1.3.Verenigbaarheid met andere beleidsterreinen van de Unie
Het voorstel is volledig consistent en verenigbaar met het bestaande EU-beleid. Dit initiatief werd uitgewerkt met inaanmerkingneming van de huidige prioriteiten van de Commissie 8 , het initiatief voor een resultaatgerichte begroting (wat betekent dat de uitgavenprogramma's van de EU een nog betere kosteneffectiviteit dan in het verleden moeten opleveren), de uitvoering van de integrale EU-strategie 9 en het voorstel van de Commissie voor het volgende financiële kader voor de lange termijn van de EU.
Inhoudsopgave
Het programma is ook in overeenstemming met het EU-beleid op het gebied van nucleaire en veiligheidsaspecten. Derhalve ondersteunt het de uitvoering van:
–Richtlijn 2009/71/Euratom van de Raad tot vaststelling van een communautair kader voor de nucleaire veiligheid van kerninstallaties 10 , zoals gewijzigd bij Richtlijn 2014/87/Euratom van de Raad 11 ;
–Richtlijn 2011/70/Euratom van de Raad tot vaststelling van een communautair kader voor een verantwoord en veilig beheer van verbruikte splijtstof en radioactief afval 12 ;
–Richtlijn 2013/59/Euratom van de Raad tot vaststelling van de basisnormen voor de bescherming tegen de gevaren verbonden aan de blootstelling aan ioniserende straling 13 ;
–hoofdstuk 7 van het Euratom-Verdrag, betreffende het stelsel van nucleaire veiligheidscontroles van de EU. Het programma draagt ook bij tot de agenda's en strategieën van de Gemeenschap inzake veiligheid 14 .
De acties van het programma moeten worden gebruikt om op evenredige wijze marktfalen of suboptimale investeringssituaties aan te pakken, zonder dat particuliere financiering wordt overlapt of verdrongen, en moeten een duidelijke Europese toegevoegde waarde hebben. Hierdoor wordt de samenhang tussen de acties van het programma en de staatssteunregels van de EU gewaarborgd en worden ongegronde verstoringen van de mededinging op de interne markt voorkomen.
2. RECHTSGRONDSLAG, SUBSIDIARITEIT EN EVENREDIGHEID
2.1.Rechtsgrondslag
Het Euratom-Verdrag bepaalt dat de Commissie er mede is belast het onderzoek op het gebied van de kernenergie in de lidstaten te bevorderen en te vergemakkelijken en het aan te vullen door het ten uitvoer brengen van het onderzoek- en onderwijsprogramma van de Gemeenschap (artikel 4).
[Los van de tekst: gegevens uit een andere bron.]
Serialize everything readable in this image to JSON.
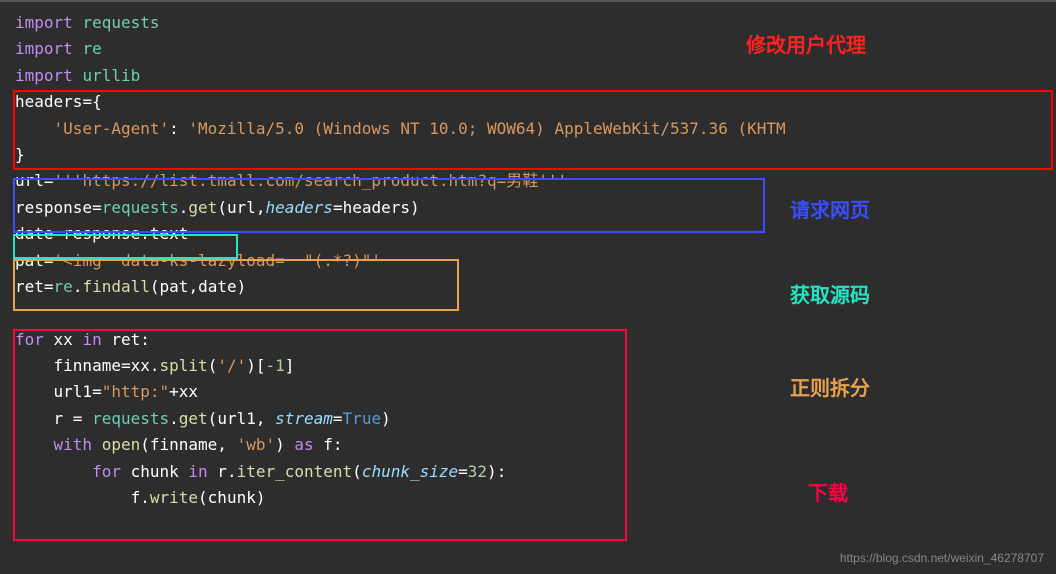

Dit programma dient met eenparigheid van stemmen door de Raad, op voorstel van de Commissie, te worden vastgesteld (artikel 7 van het Euratom-Verdrag).
2.2.Subsidiariteit
Het vraagstuk dat met het Euratom-programma wordt aangepakt is een EU-wijd vraagstuk, omdat kwesties inzake nucleaire veiligheid en beveiliging niet bij de grens ophouden en omdat de ontwikkeling van fusie-energie om onderzoeksinspanningen op zeer uitgebreide schaal vraagt. Hoewel slechts de helft van de lidstaten kerncentrales in het kader van de nationale energiemix exploiteert, zijn er veruit meer lidstaten die kernreactoren voor onderzoeksdoeleinden of voor de productie van radio-isotopen exploiteren. Aangezien een nucleair ongeval over de grenzen heen gevolgen voor verschillende lidstaten zou kunnen hebben, hebben alle EU-landen belang bij nucleaire veiligheid, ook wanneer zij zelf geen kernreactoren exploiteren.
Alle lidstaten maken gebruik van straling voor medische doeleinden en industriële toepassingen (landbouw, doorstraling van levensmiddelen, metrologie, enz.). Hoewel het betrekkelijke belang van de kwestie overal in de EU verschillend kan zijn, hebben alle lidstaten derhalve belang bij nucleaire veiligheid en stralingsbescherming, en produceren alle lidstaten uiteenlopende hoeveelheden radioactief afval die verwerkt en uiteindelijk geborgen moeten worden. De geharmoniseerde normen die zijn vastgelegd in de verschillende richtlijnen en de daarmee verband houdende onderzoeksimplicaties onderstrepen duidelijk de noodzaak van uniforme aanpak van technische en opleidingskwesties in de hele EU.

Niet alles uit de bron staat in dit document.